A very important factor in determining the sorts of plants adapted to any specific location is the soil type. By soil type is meant the relative acidity or alkalinity of the soil elements, the relative fineness of the soil particles, and the relative state of dryness of the soil material. All of these conditions overlap and combine with one another and produce soil types which are favourable for certain groups of plants and unfavourable for other groups. The exact physiological reasons why a plant should succeed so much better on one soil type than on another is seldom exactly understood; but practical experience has helped to solve many problems and to bring out many interesting facts.

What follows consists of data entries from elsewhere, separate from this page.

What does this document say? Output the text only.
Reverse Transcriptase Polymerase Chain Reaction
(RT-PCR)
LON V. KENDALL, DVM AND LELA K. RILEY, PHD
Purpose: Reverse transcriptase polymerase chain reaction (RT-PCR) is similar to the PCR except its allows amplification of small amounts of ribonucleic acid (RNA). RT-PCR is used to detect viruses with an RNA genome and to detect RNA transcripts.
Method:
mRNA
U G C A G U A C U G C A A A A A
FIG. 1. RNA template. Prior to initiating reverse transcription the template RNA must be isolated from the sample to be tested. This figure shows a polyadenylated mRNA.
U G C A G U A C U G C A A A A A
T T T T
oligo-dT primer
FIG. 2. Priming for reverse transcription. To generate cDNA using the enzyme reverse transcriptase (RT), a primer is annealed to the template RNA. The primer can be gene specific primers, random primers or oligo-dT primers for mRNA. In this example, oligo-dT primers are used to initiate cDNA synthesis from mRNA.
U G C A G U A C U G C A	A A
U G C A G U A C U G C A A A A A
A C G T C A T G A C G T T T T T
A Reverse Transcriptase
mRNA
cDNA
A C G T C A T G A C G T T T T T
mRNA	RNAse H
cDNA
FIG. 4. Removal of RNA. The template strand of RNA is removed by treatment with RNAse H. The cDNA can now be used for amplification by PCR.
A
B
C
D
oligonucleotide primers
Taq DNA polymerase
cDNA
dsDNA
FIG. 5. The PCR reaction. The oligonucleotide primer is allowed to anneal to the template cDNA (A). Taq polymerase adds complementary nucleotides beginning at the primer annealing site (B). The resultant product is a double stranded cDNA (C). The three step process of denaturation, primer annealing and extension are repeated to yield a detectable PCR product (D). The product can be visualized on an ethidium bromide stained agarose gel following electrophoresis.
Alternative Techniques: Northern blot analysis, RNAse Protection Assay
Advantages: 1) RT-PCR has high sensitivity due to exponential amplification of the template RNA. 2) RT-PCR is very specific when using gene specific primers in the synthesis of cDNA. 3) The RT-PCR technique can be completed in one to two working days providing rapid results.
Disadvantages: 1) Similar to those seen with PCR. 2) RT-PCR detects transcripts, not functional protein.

Plants adapted to boggy soils are likely to be shallow-rooted like the elm, and they are able to withstand a soil condition which is poorly aerated and almost invariably acid. In fact, a pond full of alkaline or limy water will generally be found practically devoid of plant life, while in an acid pond plants thrive so that they gradually displace the water as in sphagnum bogs, which were open ponds at one time but have lost that character through the excessive growth of plants. In a true bog there is practically no free drainage except during the spring thaw or flood time.
Plants adapted to bog gardens are called bog plants. Perhaps the most prominent of these perennials are the different varieties of the lady-slipper and the pitcher plant. One of the most essential things for the success of bog garden plants is to have a moist condition which does not vary to any marked degree. It is much better to have the ground surrounding the roots of these plants over-saturated than to have the degree of moisture become too much depleted,' as the water table throughout the entire area of the bog garden should be maintained at a constant level and at the same time the water should not be allowed to become stagnant. If the area which is being developed as a bog garden does-not naturally possess a growth of certain plants which one knows to be indigenous to bog areas then investigation should be made to be sure that the artificial bog garden can have moist soil conditions which will be congenial to the plants in this location.
Peat soils are not only naturally acid but it is believed they contain low forms of plant life also which are of great assistance in promoting the growth of ericaceous plants that especially thrive on peaty soils. Peat bog soils lack available nitrogen and therefore carnivorous plants occur, such as pitcher plants and sundew. Humic acid is present and low temperatures are the prevailing ones. The humic acid acts upon the roots of the plants. Plants adapted to peat are likely to be those requiring considerable humus also a cool, moist, deep, loamy soil and a position not in full sun when transplanted.
Since in a light, sandy soil the particles are relatively large such a soil is generally well aerated and not retentive of moisture. Thus, plants adapted to such a soil are as a rule very hardy and possessed of a large root system due to the fact that the roots generally have to extend considerable distances in search of water which may fail just when most needed, that is, during summer droughts and winter freeze-ups accompanied by a drying wind. Also since this soil type is well aerated it is not likely to contain much humus or to be acid in character as the aeration or oxidation of the humus removes one cause of the soil acidity.
On the other hand, clay soils are composed of very fine particles, poorly aerated, and are retentive of moisture and tend to be acid in reaction. Therefore, plants adapted to clay soils are generally moisture loving, free from large fibrous root systems, and are not nearly so likely to be hardy, especially if removed to another soil type.
Light soils are said to be warmer than heavy ones. What is really meant by that is that the period of growth from spring to autumn is longer on a light soil than on a heavy one. For this reason, plants which start growth early in the spring, like peaches, or bloom late in the autumn, like chrysanthemums, generally succeed better on a light soil. For the present, and until the underlying reasons are better understood, experience will prove the best guide in selecting plants for the different soil types.